One of the clearest instances of the above is a £25,000 ($36,375) charge that was debited to the airline's loan account with KBC for coffee and tea supposedly consumed by the airline's officials who negotiated just a $2.5 million tranche of a total $55 million loan facility granted the airline by KBC Bank N.V. of England during the tenure of office of E.L. Quartey Jnr. as Chief Executive.
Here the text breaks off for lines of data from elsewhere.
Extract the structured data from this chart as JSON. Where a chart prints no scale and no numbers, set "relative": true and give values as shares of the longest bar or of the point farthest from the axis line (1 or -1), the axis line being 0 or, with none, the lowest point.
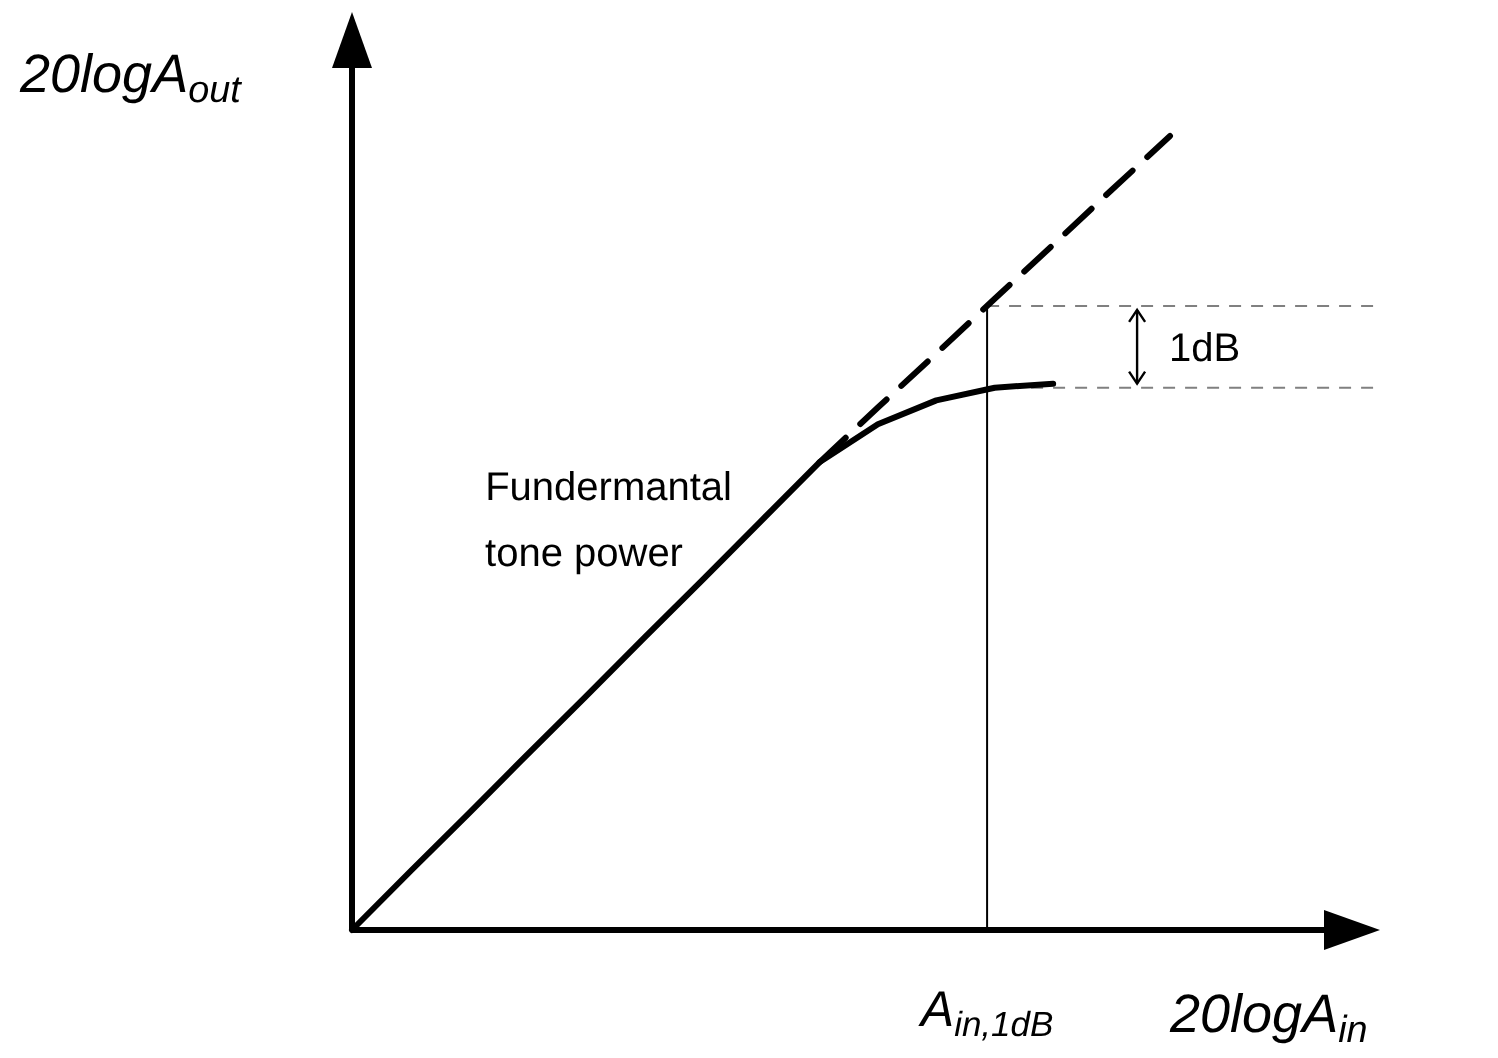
{
  "chart_data": {
    "type": "line",
    "relative": true,
    "xlabel": "20logA$_{in}$",
    "ylabel": "20logA$_{out}$",
    "categories": [
      null,
      null,
      null,
      null,
      null,
      null,
      null,
      null,
      null,
      null,
      null,
      null,
      null,
      null,
      null
    ],
    "series": [
      {
        "name": "Fundermantal tone power",
        "color": "#000000",
        "line_style": "solid",
        "values": [
          0,
          0.074,
          0.147,
          0.221,
          0.294,
          0.368,
          0.441,
          0.515,
          0.589,
          0.637,
          0.667,
          0.683,
          0.688,
          null,
          null
        ]
      },
      {
        "color": "#000000",
        "line_style": "dashed",
        "values": [
          null,
          null,
          null,
          null,
          null,
          null,
          null,
          null,
          0.589,
          0.658,
          0.726,
          0.795,
          0.863,
          0.932,
          1
        ]
      }
    ],
    "ref_lines": [
      {
        "axis": "y",
        "value": 0.786,
        "color": "#808080",
        "line_style": "dashed"
      },
      {
        "axis": "y",
        "value": 0.683,
        "color": "#808080",
        "line_style": "dashed"
      }
    ],
    "annotations": [
      "1dB",
      {
        "text": "A$_{in,1dB}$",
        "y": 0.786
      }
    ]
  }
}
In the midst of efforts to retrieve some $5 million which Ghana Airways believes was overcharged on the $55 million, the airline's Deputy Head of Finance, David Nortey, who was mandated and leading efforts to claim $5 million from KBC Bank NV has been directed to stop. A complaint the airline sent to the some regulatory agencies, notably the UK's Department of Trade and Industry, the UK Department for International Development, the Belgium Federal Public Service and the UK's Financial Services Authority which draws attention to the asphyxiating terms and conditions of the loan facility and the ridiculous has had to be withdrawn at the insurance of the airline's Acting CEO, Mrs Akua Frimpongmaa Sarpong. A directive which has set tongues wagging.
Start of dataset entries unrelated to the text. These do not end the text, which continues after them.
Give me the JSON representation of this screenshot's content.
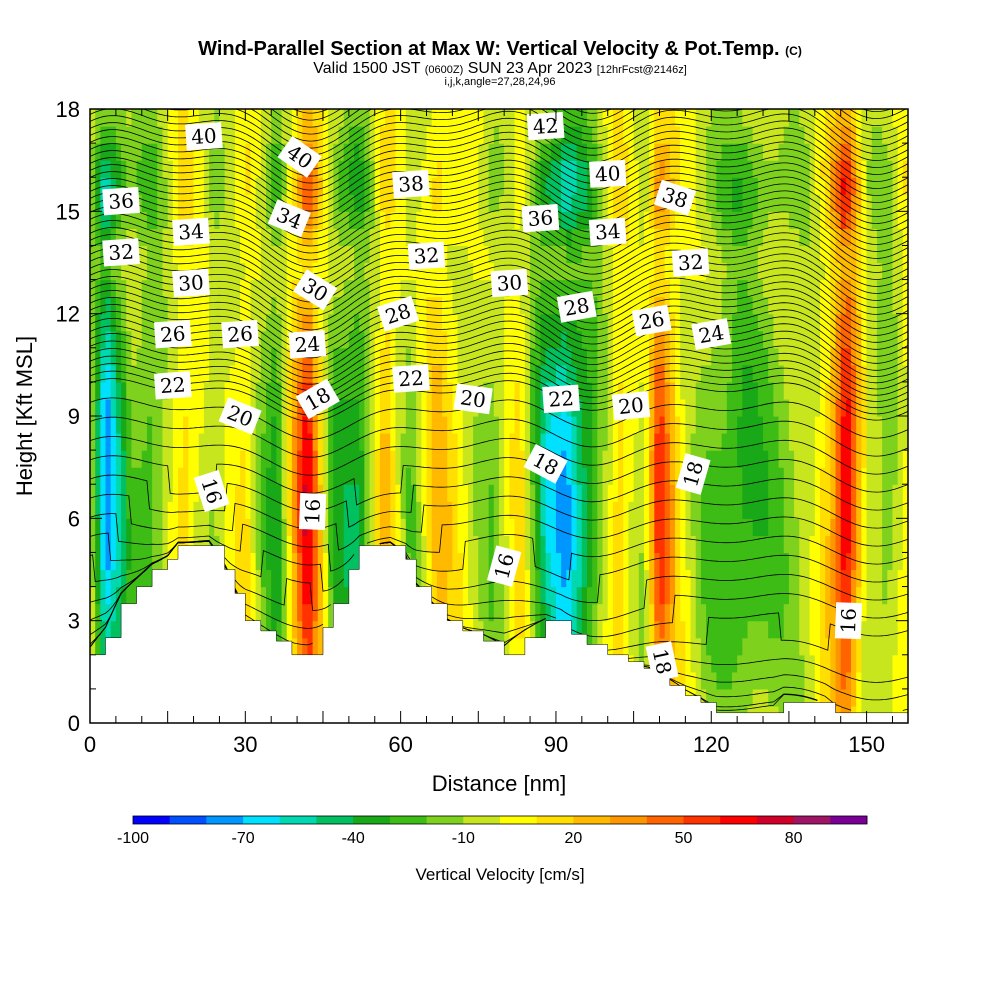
{
  "title": {
    "main": "Wind-Parallel Section at Max W: Vertical Velocity & Pot.Temp.",
    "copyright": "(C)",
    "valid_prefix": "Valid 1500 JST",
    "valid_utc": "(0600Z)",
    "valid_date": "SUN 23 Apr 2023",
    "forecast": "[12hrFcst@2146z]",
    "params": "i,j,k,angle=27,28,24,96"
  },
  "chart_data": {
    "type": "heatmap",
    "xlabel": "Distance [nm]",
    "ylabel": "Height [Kft MSL]",
    "xlim": [
      0,
      158
    ],
    "ylim": [
      0,
      18
    ],
    "x_ticks": [
      0,
      30,
      60,
      90,
      120,
      150
    ],
    "y_ticks": [
      0,
      3,
      6,
      9,
      12,
      15,
      18
    ],
    "colorbar": {
      "label": "Vertical Velocity [cm/s]",
      "tick_labels": [
        "-100",
        "-70",
        "-40",
        "-10",
        "20",
        "50",
        "80"
      ],
      "tick_values": [
        -100,
        -70,
        -40,
        -10,
        20,
        50,
        80
      ],
      "colors": [
        "#0000ff",
        "#0050ff",
        "#0096ff",
        "#00e0ff",
        "#00d8b0",
        "#00c060",
        "#18a818",
        "#3cbc14",
        "#7ed21e",
        "#c8e61e",
        "#ffff00",
        "#ffde00",
        "#ffba00",
        "#ff9600",
        "#ff6400",
        "#ff3200",
        "#ff0000",
        "#d20028",
        "#a01464",
        "#780096"
      ]
    },
    "vertical_velocity_columns": [
      {
        "x": 0,
        "w": -5
      },
      {
        "x": 3,
        "w": -80
      },
      {
        "x": 8,
        "w": -20
      },
      {
        "x": 12,
        "w": -30
      },
      {
        "x": 18,
        "w": 20
      },
      {
        "x": 24,
        "w": -15
      },
      {
        "x": 30,
        "w": 15
      },
      {
        "x": 36,
        "w": -40
      },
      {
        "x": 42,
        "w": 75
      },
      {
        "x": 47,
        "w": -30
      },
      {
        "x": 52,
        "w": -45
      },
      {
        "x": 57,
        "w": 30
      },
      {
        "x": 62,
        "w": -20
      },
      {
        "x": 67,
        "w": 25
      },
      {
        "x": 72,
        "w": 5
      },
      {
        "x": 78,
        "w": -20
      },
      {
        "x": 83,
        "w": 15
      },
      {
        "x": 88,
        "w": -55
      },
      {
        "x": 92,
        "w": -75
      },
      {
        "x": 97,
        "w": -35
      },
      {
        "x": 102,
        "w": 20
      },
      {
        "x": 107,
        "w": -10
      },
      {
        "x": 110,
        "w": 60
      },
      {
        "x": 114,
        "w": 10
      },
      {
        "x": 119,
        "w": -20
      },
      {
        "x": 126,
        "w": -35
      },
      {
        "x": 133,
        "w": -20
      },
      {
        "x": 139,
        "w": -10
      },
      {
        "x": 143,
        "w": 25
      },
      {
        "x": 146,
        "w": 80
      },
      {
        "x": 150,
        "w": -5
      },
      {
        "x": 154,
        "w": -20
      },
      {
        "x": 158,
        "w": 10
      }
    ],
    "terrain": [
      {
        "x": 0,
        "h": 2.0
      },
      {
        "x": 3,
        "h": 2.5
      },
      {
        "x": 6,
        "h": 3.5
      },
      {
        "x": 9,
        "h": 4.0
      },
      {
        "x": 12,
        "h": 4.5
      },
      {
        "x": 15,
        "h": 4.8
      },
      {
        "x": 17,
        "h": 5.2
      },
      {
        "x": 23,
        "h": 5.2
      },
      {
        "x": 26,
        "h": 4.5
      },
      {
        "x": 28,
        "h": 3.8
      },
      {
        "x": 30,
        "h": 3.0
      },
      {
        "x": 33,
        "h": 2.7
      },
      {
        "x": 36,
        "h": 2.4
      },
      {
        "x": 39,
        "h": 2.0
      },
      {
        "x": 42,
        "h": 2.0
      },
      {
        "x": 45,
        "h": 2.8
      },
      {
        "x": 47,
        "h": 3.5
      },
      {
        "x": 50,
        "h": 4.5
      },
      {
        "x": 52,
        "h": 5.2
      },
      {
        "x": 58,
        "h": 5.2
      },
      {
        "x": 61,
        "h": 4.8
      },
      {
        "x": 63,
        "h": 4.0
      },
      {
        "x": 66,
        "h": 3.5
      },
      {
        "x": 69,
        "h": 3.0
      },
      {
        "x": 72,
        "h": 2.7
      },
      {
        "x": 76,
        "h": 2.4
      },
      {
        "x": 80,
        "h": 2.0
      },
      {
        "x": 84,
        "h": 2.5
      },
      {
        "x": 88,
        "h": 3.0
      },
      {
        "x": 91,
        "h": 3.0
      },
      {
        "x": 93,
        "h": 2.6
      },
      {
        "x": 96,
        "h": 2.3
      },
      {
        "x": 100,
        "h": 2.0
      },
      {
        "x": 104,
        "h": 1.8
      },
      {
        "x": 107,
        "h": 1.6
      },
      {
        "x": 110,
        "h": 1.4
      },
      {
        "x": 112,
        "h": 1.1
      },
      {
        "x": 115,
        "h": 0.8
      },
      {
        "x": 118,
        "h": 0.6
      },
      {
        "x": 121,
        "h": 0.3
      },
      {
        "x": 132,
        "h": 0.3
      },
      {
        "x": 134,
        "h": 0.6
      },
      {
        "x": 142,
        "h": 0.6
      },
      {
        "x": 144,
        "h": 0.3
      },
      {
        "x": 158,
        "h": 0.3
      }
    ],
    "theta_contours": {
      "levels_from": 10,
      "levels_to": 46,
      "step": 0.5,
      "labels": [
        {
          "x": 22,
          "y": 17.2,
          "text": "40",
          "rot": -4
        },
        {
          "x": 40.5,
          "y": 16.6,
          "text": "40",
          "rot": 35
        },
        {
          "x": 88,
          "y": 17.5,
          "text": "42",
          "rot": -4
        },
        {
          "x": 100,
          "y": 16.1,
          "text": "40",
          "rot": -3
        },
        {
          "x": 113,
          "y": 15.4,
          "text": "38",
          "rot": 18
        },
        {
          "x": 6,
          "y": 15.3,
          "text": "36",
          "rot": -4
        },
        {
          "x": 62,
          "y": 15.8,
          "text": "38",
          "rot": -4
        },
        {
          "x": 87,
          "y": 14.8,
          "text": "36",
          "rot": -4
        },
        {
          "x": 38.5,
          "y": 14.8,
          "text": "34",
          "rot": 22
        },
        {
          "x": 19.5,
          "y": 14.4,
          "text": "34",
          "rot": -4
        },
        {
          "x": 100,
          "y": 14.4,
          "text": "34",
          "rot": -4
        },
        {
          "x": 6,
          "y": 13.8,
          "text": "32",
          "rot": -4
        },
        {
          "x": 65,
          "y": 13.7,
          "text": "32",
          "rot": -4
        },
        {
          "x": 116,
          "y": 13.5,
          "text": "32",
          "rot": -4
        },
        {
          "x": 19.5,
          "y": 12.9,
          "text": "30",
          "rot": -4
        },
        {
          "x": 43.5,
          "y": 12.7,
          "text": "30",
          "rot": 32
        },
        {
          "x": 81,
          "y": 12.9,
          "text": "30",
          "rot": -4
        },
        {
          "x": 59.5,
          "y": 12.0,
          "text": "28",
          "rot": -18
        },
        {
          "x": 94,
          "y": 12.2,
          "text": "28",
          "rot": -10
        },
        {
          "x": 108.5,
          "y": 11.8,
          "text": "26",
          "rot": -10
        },
        {
          "x": 16,
          "y": 11.4,
          "text": "26",
          "rot": -4
        },
        {
          "x": 29,
          "y": 11.4,
          "text": "26",
          "rot": -4
        },
        {
          "x": 42,
          "y": 11.1,
          "text": "24",
          "rot": -4
        },
        {
          "x": 120,
          "y": 11.4,
          "text": "24",
          "rot": -10
        },
        {
          "x": 16,
          "y": 9.9,
          "text": "22",
          "rot": -4
        },
        {
          "x": 62,
          "y": 10.1,
          "text": "22",
          "rot": -4
        },
        {
          "x": 91,
          "y": 9.5,
          "text": "22",
          "rot": -4
        },
        {
          "x": 29,
          "y": 9.0,
          "text": "20",
          "rot": 22
        },
        {
          "x": 74,
          "y": 9.5,
          "text": "20",
          "rot": 8
        },
        {
          "x": 104.5,
          "y": 9.3,
          "text": "20",
          "rot": -6
        },
        {
          "x": 44,
          "y": 9.5,
          "text": "18",
          "rot": -30
        },
        {
          "x": 88,
          "y": 7.6,
          "text": "18",
          "rot": 28
        },
        {
          "x": 116.5,
          "y": 7.3,
          "text": "18",
          "rot": -74
        },
        {
          "x": 110.5,
          "y": 1.8,
          "text": "18",
          "rot": 78
        },
        {
          "x": 23.5,
          "y": 6.8,
          "text": "16",
          "rot": 72
        },
        {
          "x": 43,
          "y": 6.2,
          "text": "16",
          "rot": -88
        },
        {
          "x": 80,
          "y": 4.6,
          "text": "16",
          "rot": -75
        },
        {
          "x": 146.5,
          "y": 3.0,
          "text": "16",
          "rot": -88
        }
      ]
    }
  }
}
Sorties into the White Avenue offices of Ghana Airways yielded information that at least one board member of Ghana Airways is closely linked to the KBC racket hence the decision to abort attempts claim any money from KBC. The complaint against KBC, which is in our possession, raises issue with various charges slapped on Ghanair on the KBC facility.

On the $2.5 million tranche of the $55 million loan facility which was obtained March 2001, for example, the Ghana airways complaint states thus “KBC is also yet to supply Ghana Airways with all other loan expense debits to our Collection Bank Account. On the additional US$2.5 million loan in March 2001 for example, KBC debited Ghana Airways Collection Bank Account with a round sum of GBP25,000 (USD 36,375) and described it as 'Out of Pocket Expenses.' That was on top of the USD700,000 in loan fees, USD 100,000 in Management Fees and USD 165,000 in Legal Fees (all paid at source from the USD 2.5m). Ghana Airways staff were already provided fro in terms of per diem, hotel and all other travelling expenses.

Ghana Airways therefore sees this GP25,000 debit as KBC's charge for Ghana Airways staff having consumed KBC's tea and coffee during that London visit. KBC was able to do that simply because it controlled Ghana Airways' collection Bank Account and cold pay itself at will and with whatever amount and without any invoice simply by debiting the said Bank Account. This is a clear case of breach of trust.”